Mr. Paradise was published by William Morrow in 2004. Tony Paradiso, an eighty-four-year-old retired trial lawyer, is shot dead in his Detroit mansion along with a young woman who may or may not be his girlfriend — the real girlfriend having slipped out moments before the shooting. The investigation, led by a typically sharp Leonard detective, reveals layers of fraud, mistaken identity, and opportunistic criminality.
The novel is late Leonard — spare, efficient, confident in its misdirections, and populated by characters who are simultaneously recognisable types and utterly specific individuals. The Detroit setting recalls his earliest crime novels while the plotting shows the precision of his mature work.
The Cheerleader Motif
Tony Paradiso’s fetish — he pays young women to dress in cheerleader outfits and perform while he watches football — is one of Leonard’s most memorable character details, simultaneously pathetic and funny. It provides the novel’s central misdirection: when the woman found dead in the cheerleader outfit is not who the police think she is, the entire investigation pivots. Leonard uses the detail not for prurience but for plot architecture.
Late-Period Detroit
By 2004, Leonard’s Detroit was a city in advanced decline — the population had halved since its 1950 peak, and the neighbourhoods he had written about in the 1970s were increasingly abandoned. Mr. Paradise registers this decay without sentimentality, using the city’s emptiness as atmosphere: the mansion where the murder occurs is an island of wealth in a sea of vacancy.
Collecting Mr. Paradise
First edition (2004, William Morrow, New York): Boards with dust jacket.

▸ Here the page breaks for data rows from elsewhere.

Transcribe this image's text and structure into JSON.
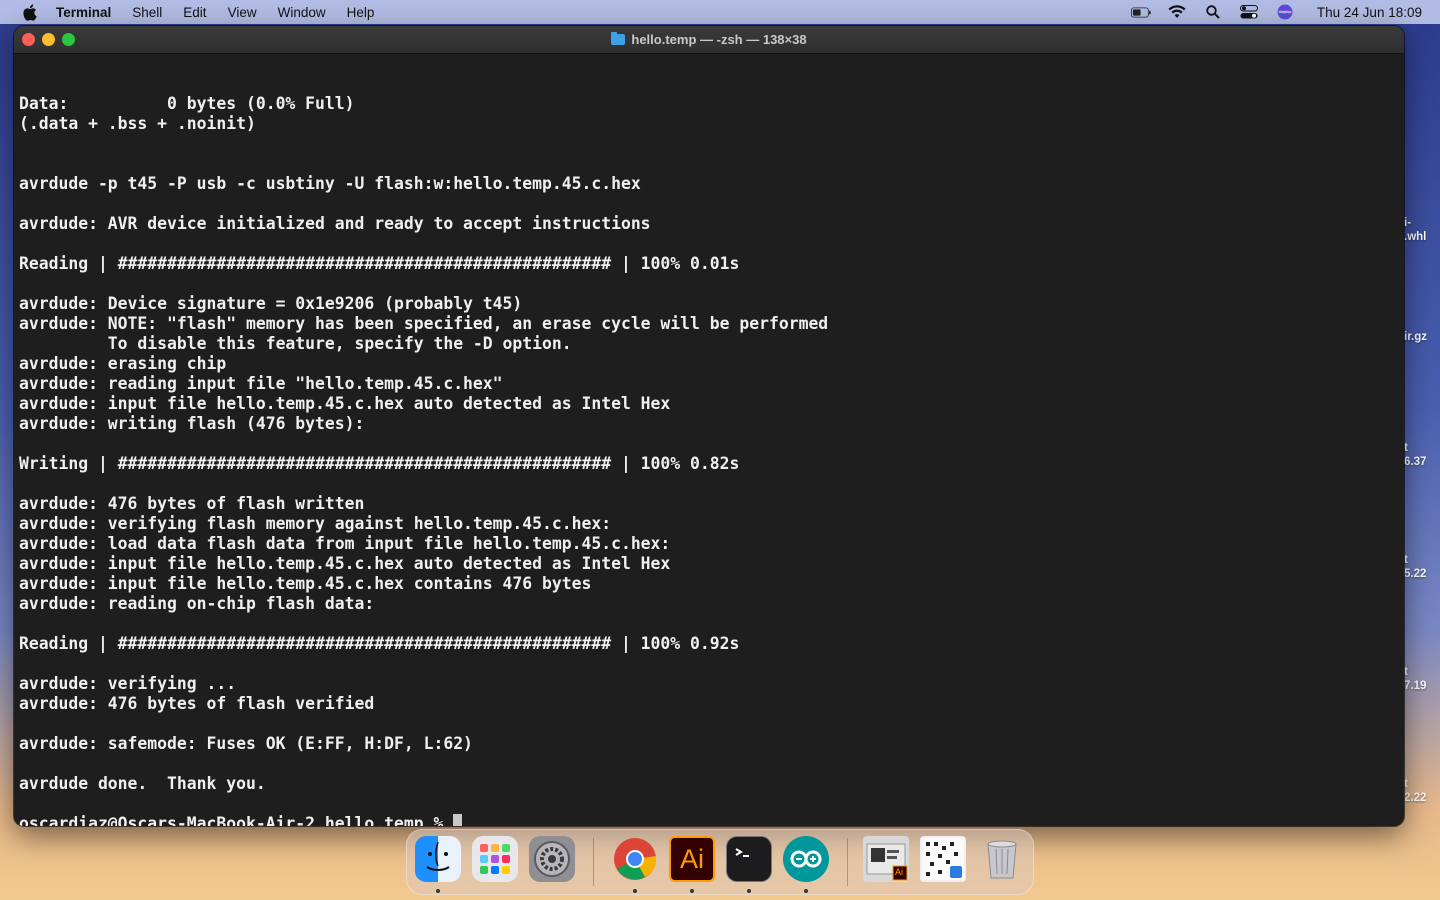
{
  "menubar": {
    "app_name": "Terminal",
    "items": [
      "Shell",
      "Edit",
      "View",
      "Window",
      "Help"
    ],
    "datetime": "Thu 24 Jun  18:09",
    "icons": [
      "apple-icon",
      "battery-icon",
      "wifi-icon",
      "spotlight-icon",
      "control-center-icon",
      "siri-icon"
    ]
  },
  "window": {
    "title": "hello.temp — -zsh — 138×38"
  },
  "terminal": {
    "lines": [
      "",
      "Data:          0 bytes (0.0% Full)",
      "(.data + .bss + .noinit)",
      "",
      "",
      "avrdude -p t45 -P usb -c usbtiny -U flash:w:hello.temp.45.c.hex",
      "",
      "avrdude: AVR device initialized and ready to accept instructions",
      "",
      "Reading | ################################################## | 100% 0.01s",
      "",
      "avrdude: Device signature = 0x1e9206 (probably t45)",
      "avrdude: NOTE: \"flash\" memory has been specified, an erase cycle will be performed",
      "         To disable this feature, specify the -D option.",
      "avrdude: erasing chip",
      "avrdude: reading input file \"hello.temp.45.c.hex\"",
      "avrdude: input file hello.temp.45.c.hex auto detected as Intel Hex",
      "avrdude: writing flash (476 bytes):",
      "",
      "Writing | ################################################## | 100% 0.82s",
      "",
      "avrdude: 476 bytes of flash written",
      "avrdude: verifying flash memory against hello.temp.45.c.hex:",
      "avrdude: load data flash data from input file hello.temp.45.c.hex:",
      "avrdude: input file hello.temp.45.c.hex auto detected as Intel Hex",
      "avrdude: input file hello.temp.45.c.hex contains 476 bytes",
      "avrdude: reading on-chip flash data:",
      "",
      "Reading | ################################################## | 100% 0.92s",
      "",
      "avrdude: verifying ...",
      "avrdude: 476 bytes of flash verified",
      "",
      "avrdude: safemode: Fuses OK (E:FF, H:DF, L:62)",
      "",
      "avrdude done.  Thank you.",
      ""
    ],
    "prompt": "oscardiaz@Oscars-MacBook-Air-2 hello.temp % "
  },
  "desktop": {
    "labels": [
      {
        "l1": "i-",
        "l2": ".whl"
      },
      {
        "l1": "",
        "l2": "ir.gz"
      },
      {
        "l1": "t",
        "l2": "6.37"
      },
      {
        "l1": "t",
        "l2": "5.22"
      },
      {
        "l1": "t",
        "l2": "7.19"
      },
      {
        "l1": "t",
        "l2": "2.22"
      }
    ]
  },
  "dock": {
    "apps": [
      {
        "name": "Finder",
        "icon": "finder-icon",
        "running": true
      },
      {
        "name": "Launchpad",
        "icon": "launchpad-icon",
        "running": false
      },
      {
        "name": "System Preferences",
        "icon": "settings-icon",
        "running": false
      },
      {
        "name": "Google Chrome",
        "icon": "chrome-icon",
        "running": true
      },
      {
        "name": "Adobe Illustrator",
        "icon": "illustrator-icon",
        "label": "Ai",
        "running": true
      },
      {
        "name": "Terminal",
        "icon": "terminal-icon",
        "running": true
      },
      {
        "name": "Arduino",
        "icon": "arduino-icon",
        "running": true
      },
      {
        "name": "Illustrator document",
        "icon": "illustrator-doc-icon",
        "label": "Ai",
        "running": false
      },
      {
        "name": "Downloads stack",
        "icon": "downloads-stack-icon",
        "running": false
      },
      {
        "name": "Trash",
        "icon": "trash-icon",
        "running": false
      }
    ]
  }
}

Approximate market values:
- Fine/Fine in dust jacket: $20–$40
- Signed first edition: $50–$150
- Without jacket: $5–$10
Value trajectory (2016–2026): Minimal. A minor late-period Leonard.
Projected values (2026–2036): Modest. Signed copies should reach $100–$300.
Frequently Asked Questions
Where does this rank among Leonard’s Detroit novels? Middle-to-lower tier. It lacks the energy of City Primeval or Freaky Deaky but is more assured than most late-career crime fiction. It is a craftsman’s novel — technically excellent without being inspired.